Creating “a framework for clean, efficient, American energy” is one of the key goals listed on the official stimulus website, recovery.gov.
Of the act’s $787 billion total, nearly $39 billion will be distributed by the Energy Department. Energy efficiency and renewable-energy projects such as solar and wind power will make up nearly half of that.
Florida Power & Light has asked for $200 million — the most any one company can receive — under the stimulus’ Smart Grid Investment Grant program. That figure is just for the utility, however. Other branches of FPL Group, like its NextEra alternative energy venture, may apply separately, said Yanet Sanchez, a spokeswoman for the utility.
Much of the stimulus-funded work would be done by outside contractors, putting thousands of people to work.
Applying for the grants was a major undertaking for FPL, requiring coordination among departments as diverse as engineering, finance, legal, government relations, environmental, logistics and supply chain and information technology.

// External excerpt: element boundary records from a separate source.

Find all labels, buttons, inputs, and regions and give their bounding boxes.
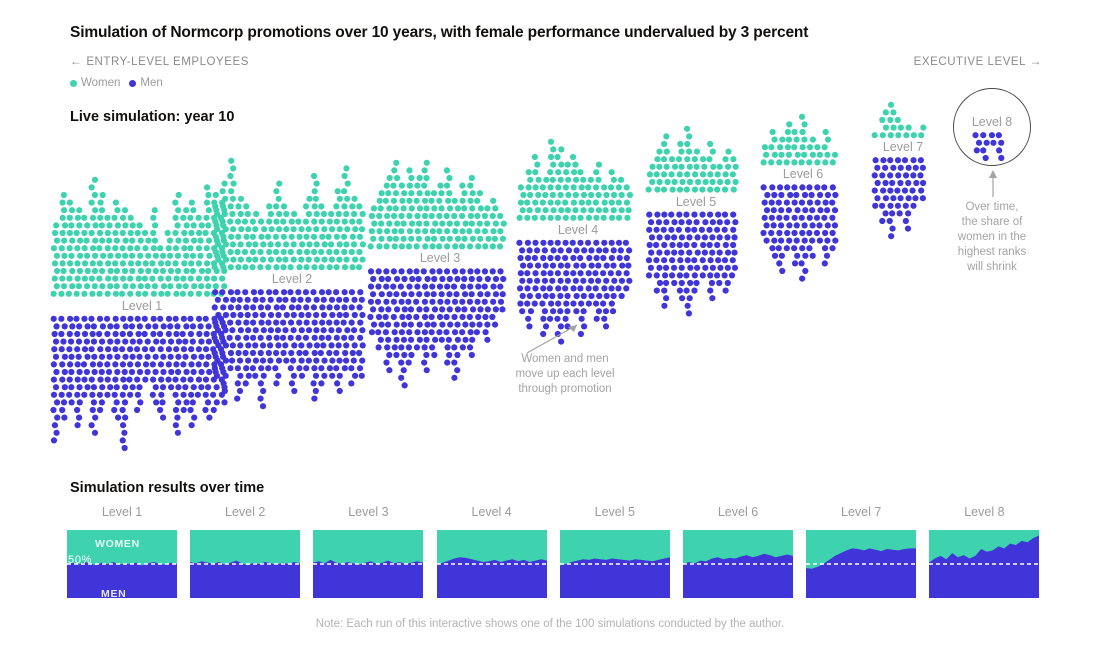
area-chart-svg-4 [436,530,547,598]
area-chart-svg-8 [929,530,1040,598]
beeswarm-level-label-3: Level 3 [419,251,461,265]
area-chart-panel-3: Level 3 [313,505,424,598]
area-chart-svg-6 [683,530,793,598]
results-section-title: Simulation results over time [70,480,265,496]
beeswarm-level-label-2: Level 2 [271,272,313,286]
area-chart-panel-8: Level 8 [929,505,1040,598]
area-chart-panel-1: Level 1 WOMEN 50% MEN [67,505,177,600]
area-chart-label-7: Level 7 [841,505,882,519]
area-chart-panel-4: Level 4 [436,505,547,598]
women-area-label: WOMEN [95,538,140,550]
beeswarm-level-group-7 [871,91,932,250]
area-chart-svg-3 [313,530,424,598]
area-chart-label-8: Level 8 [964,505,1005,519]
beeswarm-dots-6 [760,113,839,282]
area-chart-panel-2: Level 2 [190,505,301,598]
area-chart-label-3: Level 3 [348,505,389,519]
area-chart-label-1: Level 1 [101,505,143,519]
beeswarm-level-group-6 [760,103,844,292]
shrink-annotation-arrow-icon [989,170,997,197]
beeswarm-level-group-1 [49,166,233,462]
area-chart-panel-7: Level 7 [806,505,917,598]
beeswarm-dots-5 [645,126,740,317]
beeswarm-level-label-7: Level 7 [882,140,924,154]
level-8-highlight-circle [953,88,1031,166]
beeswarm-level-label-4: Level 4 [557,223,599,237]
beeswarm-level-label-1: Level 1 [121,299,163,313]
beeswarm-level-label-6: Level 6 [782,167,824,181]
area-chart-panel-5: Level 5 [559,505,670,598]
area-chart-label-2: Level 2 [225,505,266,519]
promotion-annotation: Women and men move up each level through… [515,353,615,395]
beeswarm-level-label-5: Level 5 [675,195,717,209]
beeswarm-level-group-5 [645,115,744,327]
area-chart-label-6: Level 6 [717,505,759,519]
beeswarm-dots-1 [49,176,228,452]
area-chart-svg-2 [190,530,301,598]
area-chart-svg-7 [806,530,917,598]
fifty-percent-label: 50% [68,554,93,566]
beeswarm-chart: Level 1 Level 2 Level 3 Level 4 Level 5 Level… [0,0,1100,470]
shrink-annotation: Over time, the share of women in the hig… [957,201,1027,273]
men-area-label: MEN [101,588,127,600]
area-chart-panel-6: Level 6 [683,505,793,598]
area-chart-label-4: Level 4 [471,505,512,519]
area-chart-svg-5 [559,530,670,598]
promotion-annotation-arrow-icon [526,324,578,354]
area-chart-label-5: Level 5 [594,505,635,519]
chart-note: Note: Each run of this interactive shows… [315,618,785,630]
beeswarm-dots-7 [871,101,927,240]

Included with the application were more than 60 letters of support from elected officials, environmental groups and nonprofit organizations, the company said.
About 400 companies and energy providers have submitted applications for the roughly $3.4 billion available through the smart grid grant program. If FPL gets the full grant, here’s how it would be used:
• Smart meters: These allow customers to monitor usage by the hours, so they can estimate how much energy various appliances use. FPL also is testing technology that would, for example, enable customers to use a cellphone to turn off appliances when they aren’t needed.

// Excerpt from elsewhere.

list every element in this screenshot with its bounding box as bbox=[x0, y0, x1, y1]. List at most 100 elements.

The company previously announced plans to install the meters — which allow customers to monitor usage by the hour — throughout Miami-Dade. If the grants come through, the program will expand to Broward, for a total of 2.6 million meters by 2011. The company would use its own money to put smart meters in its remaining service areas by 2014, Sanchez said.
Without the grants, the company would still install the smart meters but at a slower pace.
• Electric network upgrades: The company also has asked for stimulus aid to upgrade its electric network to better resist storms, run more cleanly and identify and fix problems more quickly.
• Solar panels, cars: FPL’s application also includes money for solar panels on some municipal and school buildings, and for 300 plug-in hybrid cars.